Charlaron sobre política durante más de una hora. McElwayne se perdía en batallitas de elecciones pasadas y políticos atípicos, y Sheila intentaba hacerlo regresar con delicadeza a los conflictos a los que se enfrentaban en esos momentos. Un joven abogado, que había pedido una pequeña excedencia en un bufete importante de Jackson, había dirigido con mano experta la campaña de McElwayne. Le prometió llamarlo más tarde para ver cómo respiraba. También le aseguró que se pondría en contacto con los contribuyentes importantes y con los agentes locales. Conocía a los directores de los periódicos. Haría todo lo que estuviera en su mano para proteger la plaza de Sheila en el tribunal.
Sheila se fue a las 9.14, se dirigió derecha al palacio de justicia y aparcó.
En Payton amp; Payton tomaron nota del anuncio de Coley, pero poco más. El 18 de abril, un día después, ocurrieron tres acontecimientos trascendentales que eclipsaron el interés por cualquier otra noticia. El primero fue bien recibido. Los demás, no.

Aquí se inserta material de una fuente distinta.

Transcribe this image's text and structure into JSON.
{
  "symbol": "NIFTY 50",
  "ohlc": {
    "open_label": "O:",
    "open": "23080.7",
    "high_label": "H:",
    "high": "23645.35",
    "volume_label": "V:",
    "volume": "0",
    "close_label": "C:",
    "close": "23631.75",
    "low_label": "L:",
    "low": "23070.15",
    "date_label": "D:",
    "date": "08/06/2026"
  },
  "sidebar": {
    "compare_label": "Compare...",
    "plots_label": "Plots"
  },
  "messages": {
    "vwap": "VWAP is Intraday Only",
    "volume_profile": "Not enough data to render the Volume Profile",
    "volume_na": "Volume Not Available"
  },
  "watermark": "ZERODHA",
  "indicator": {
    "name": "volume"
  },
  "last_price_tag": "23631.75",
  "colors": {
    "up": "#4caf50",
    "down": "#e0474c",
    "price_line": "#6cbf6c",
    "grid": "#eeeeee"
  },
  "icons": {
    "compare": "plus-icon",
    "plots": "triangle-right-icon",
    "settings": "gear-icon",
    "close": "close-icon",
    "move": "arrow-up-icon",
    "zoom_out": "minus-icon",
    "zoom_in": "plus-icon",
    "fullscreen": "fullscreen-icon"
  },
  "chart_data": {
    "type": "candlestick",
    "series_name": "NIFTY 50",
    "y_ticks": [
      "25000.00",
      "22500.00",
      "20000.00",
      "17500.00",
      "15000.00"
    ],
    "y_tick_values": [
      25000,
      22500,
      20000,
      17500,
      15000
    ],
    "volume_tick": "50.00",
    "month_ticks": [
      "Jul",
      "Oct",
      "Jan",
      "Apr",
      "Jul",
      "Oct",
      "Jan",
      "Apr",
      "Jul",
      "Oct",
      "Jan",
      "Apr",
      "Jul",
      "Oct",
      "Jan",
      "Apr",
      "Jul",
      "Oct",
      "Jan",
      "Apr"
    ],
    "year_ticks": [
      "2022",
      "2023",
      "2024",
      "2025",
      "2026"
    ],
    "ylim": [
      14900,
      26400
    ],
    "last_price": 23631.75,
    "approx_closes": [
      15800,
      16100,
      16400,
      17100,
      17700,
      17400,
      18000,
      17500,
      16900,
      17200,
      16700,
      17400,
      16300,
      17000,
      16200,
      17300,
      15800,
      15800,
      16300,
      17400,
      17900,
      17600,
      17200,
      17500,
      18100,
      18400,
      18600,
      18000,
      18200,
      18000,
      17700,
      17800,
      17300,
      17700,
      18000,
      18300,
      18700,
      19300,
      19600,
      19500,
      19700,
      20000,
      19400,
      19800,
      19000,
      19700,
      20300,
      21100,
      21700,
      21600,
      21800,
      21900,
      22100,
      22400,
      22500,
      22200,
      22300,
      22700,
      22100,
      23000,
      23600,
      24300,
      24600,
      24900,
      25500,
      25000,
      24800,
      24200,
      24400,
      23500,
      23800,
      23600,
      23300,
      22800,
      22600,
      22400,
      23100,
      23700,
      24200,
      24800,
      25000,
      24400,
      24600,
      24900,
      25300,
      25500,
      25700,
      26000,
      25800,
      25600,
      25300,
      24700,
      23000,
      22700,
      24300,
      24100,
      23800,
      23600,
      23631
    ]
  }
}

La buena noticia era que un joven abogado de un pueblecito de Bogue Chitto se había dejado caer por allí y había firmado un trato con Wes. El abogado, un profesional sin experiencia en los tribunales ni en casos de daños personales, había conseguido convertirse en el abogado de los familiares de un triturador de pasta de madera que había fallecido en un horrible accidente en la interestatal 55, cerca de la frontera con Louisiana. Según la patrulla de carreteras, la temeridad del conductor de un tráiler de dieciocho ruedas, perteneciente a una gran compañía, había sido la causa del accidente. Una testigo ocular había prestado declaración y aseguraba que el camión la había pasado como una exhalación y que ella iba «aproximadamente» a unos ciento diez kilómetros por hora. El abogado ya había logrado un acuerdo de contingencia por el que obtenía el 30 por ciento de cualquier indemnización. Wes y él acordaron ir a medias. El triturador de pasta de madera tenía treinta y seis años y ganaba cerca de cuarenta mil dólares al año. Los cálculos eran sencillos. No descartaban poder conseguir un acuerdo de un millón de dólares. Wes redactó la demanda en menos de una hora y la dejó lista para su presentación. El caso era especialmente gratificante porque el joven abogado había escogido el bufete de los Payton debido a su reciente reputación. La sentencia Baker por fin había atraído a un cliente que valía la pena.
La noticia no tan halagüeña fue la llegada del escrito interponiendo el recurso de apelación de Krane. Tenía ciento dos páginas -el doble de la extensión máxima- y daba la impresión de estar exhaustivamente documentado y redactado por un equipo de brillantes abogados. Era demasiado largo y llegaba con dos meses de retraso, pero el tribunal le había dado el visto bueno. Jared Kurtin y sus hombres habían sido muy persuasivos en sus razonamientos durante más tiempo y más páginas. Era obvio que no se trataba de un caso rutinario.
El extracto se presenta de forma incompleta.